The Silence of the Majority: Why Young People Hold Back, and What It Costs
She wanted to speak. She decided not to. We were at a school town hall. Panel at the front, microphone passed around, students in the audience. It was the kind of format designed to look like participation. But she chose silence instead, because saying it out loud in that room did not feel worth the risk. In a Theory of Knowledge class not long after, we were asked whether citizens have a civic responsibility to engage politically. The answers were measured and balanced. I am not sure they were sharing what they truly believed either.
For a while I put it down to caution. But the problem runs deeper than that. In Singapore especially, it is both structural and cultural. IPS Singapore Perspectives 2024 found that young Singaporeans often struggle to see how their input connects to actual policy outcomes, and when the connection is absent, it actively deters future participation.
The pattern is not unique to my school or my cohort. The Singapore data makes it concrete: an IPS survey found that around eight in ten Singaporeans do not take part in any civic activity regardless of knowledge level, and a 2025 ISEAS survey ranked Singapore youth among the lowest in civic concern across six Southeast Asian countries. The barrier, in other words, is not primarily informational. It is in what people feel equipped to do with what they already know.
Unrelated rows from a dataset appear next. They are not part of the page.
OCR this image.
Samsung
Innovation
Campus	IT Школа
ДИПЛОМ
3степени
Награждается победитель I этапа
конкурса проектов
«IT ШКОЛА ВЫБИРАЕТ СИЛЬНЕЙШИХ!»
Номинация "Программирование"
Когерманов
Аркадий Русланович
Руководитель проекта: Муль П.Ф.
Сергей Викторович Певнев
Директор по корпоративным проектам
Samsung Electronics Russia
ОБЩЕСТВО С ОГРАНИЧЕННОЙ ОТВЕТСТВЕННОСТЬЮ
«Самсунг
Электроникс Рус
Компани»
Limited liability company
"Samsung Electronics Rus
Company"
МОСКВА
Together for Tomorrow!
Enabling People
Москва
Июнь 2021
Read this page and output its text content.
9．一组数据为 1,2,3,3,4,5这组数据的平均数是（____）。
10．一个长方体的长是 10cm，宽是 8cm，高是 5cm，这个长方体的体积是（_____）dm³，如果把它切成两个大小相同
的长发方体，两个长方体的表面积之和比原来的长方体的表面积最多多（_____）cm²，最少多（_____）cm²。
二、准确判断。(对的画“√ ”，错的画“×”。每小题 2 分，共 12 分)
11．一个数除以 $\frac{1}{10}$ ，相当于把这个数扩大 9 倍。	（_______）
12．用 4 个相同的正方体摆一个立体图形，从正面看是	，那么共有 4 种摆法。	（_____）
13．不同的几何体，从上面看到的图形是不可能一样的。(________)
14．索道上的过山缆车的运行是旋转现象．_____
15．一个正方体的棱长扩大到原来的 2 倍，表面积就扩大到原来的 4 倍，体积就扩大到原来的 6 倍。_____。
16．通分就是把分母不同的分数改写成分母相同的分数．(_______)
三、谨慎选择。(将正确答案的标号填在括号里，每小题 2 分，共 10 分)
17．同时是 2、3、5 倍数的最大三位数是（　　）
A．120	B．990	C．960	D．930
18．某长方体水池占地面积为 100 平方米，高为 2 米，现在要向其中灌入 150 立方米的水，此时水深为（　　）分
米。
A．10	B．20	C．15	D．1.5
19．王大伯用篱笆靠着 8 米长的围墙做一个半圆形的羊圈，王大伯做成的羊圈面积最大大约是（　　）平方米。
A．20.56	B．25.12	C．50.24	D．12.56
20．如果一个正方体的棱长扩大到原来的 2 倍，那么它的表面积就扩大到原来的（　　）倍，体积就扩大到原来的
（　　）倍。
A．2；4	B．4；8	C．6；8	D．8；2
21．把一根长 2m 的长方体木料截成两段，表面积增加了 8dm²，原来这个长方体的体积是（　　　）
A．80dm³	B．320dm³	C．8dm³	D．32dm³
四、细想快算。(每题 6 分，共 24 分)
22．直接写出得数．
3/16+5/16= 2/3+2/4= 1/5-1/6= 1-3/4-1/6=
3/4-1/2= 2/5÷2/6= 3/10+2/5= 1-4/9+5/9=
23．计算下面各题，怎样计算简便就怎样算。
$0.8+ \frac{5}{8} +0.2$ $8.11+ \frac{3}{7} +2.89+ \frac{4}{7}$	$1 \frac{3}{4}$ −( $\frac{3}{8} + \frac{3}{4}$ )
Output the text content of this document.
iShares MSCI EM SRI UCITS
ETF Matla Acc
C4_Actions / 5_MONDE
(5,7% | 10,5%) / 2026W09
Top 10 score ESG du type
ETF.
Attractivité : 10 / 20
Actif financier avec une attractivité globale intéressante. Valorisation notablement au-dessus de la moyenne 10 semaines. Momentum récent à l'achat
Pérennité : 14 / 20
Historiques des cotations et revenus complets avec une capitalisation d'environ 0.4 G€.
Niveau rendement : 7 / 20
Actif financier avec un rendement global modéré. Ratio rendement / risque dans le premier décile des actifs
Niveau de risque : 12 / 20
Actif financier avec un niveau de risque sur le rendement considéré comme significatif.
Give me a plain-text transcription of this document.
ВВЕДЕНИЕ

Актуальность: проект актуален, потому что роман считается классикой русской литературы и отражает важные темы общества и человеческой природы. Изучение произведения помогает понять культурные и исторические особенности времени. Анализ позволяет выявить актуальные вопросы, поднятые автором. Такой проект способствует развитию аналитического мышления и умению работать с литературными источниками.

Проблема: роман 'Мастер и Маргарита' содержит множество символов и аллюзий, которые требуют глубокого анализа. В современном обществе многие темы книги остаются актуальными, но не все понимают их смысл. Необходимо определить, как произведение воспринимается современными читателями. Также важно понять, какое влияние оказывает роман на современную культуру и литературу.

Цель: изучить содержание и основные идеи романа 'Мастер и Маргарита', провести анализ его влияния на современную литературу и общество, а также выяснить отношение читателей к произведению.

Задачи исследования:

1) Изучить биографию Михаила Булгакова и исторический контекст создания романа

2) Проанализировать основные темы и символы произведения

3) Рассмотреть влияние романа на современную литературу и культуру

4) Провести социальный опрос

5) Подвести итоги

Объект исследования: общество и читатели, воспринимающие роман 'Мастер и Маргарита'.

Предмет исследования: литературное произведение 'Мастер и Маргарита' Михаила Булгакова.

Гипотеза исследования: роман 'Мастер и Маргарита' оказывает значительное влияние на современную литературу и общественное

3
That structural barrier has a real cost. Decisions that will affect young people for decades are being made right now in processes where they are rarely present and seldom consulted. The assumption that civic engagement develops naturally with age overlooks how it is actually formed: through settings where participation feels possible and worth the risk. I am not sure Singapore's school structures are built for that. But nothing in them is designed to actively create those settings, and without deliberate effort, none of it changes.
That is part of what The Unspoken Policy is trying to do. Not to speak for young people, but to build something they can actually use. What young people think and what they are willing to say are not the same thing, and nothing in the systems they move through is designed to close that distance.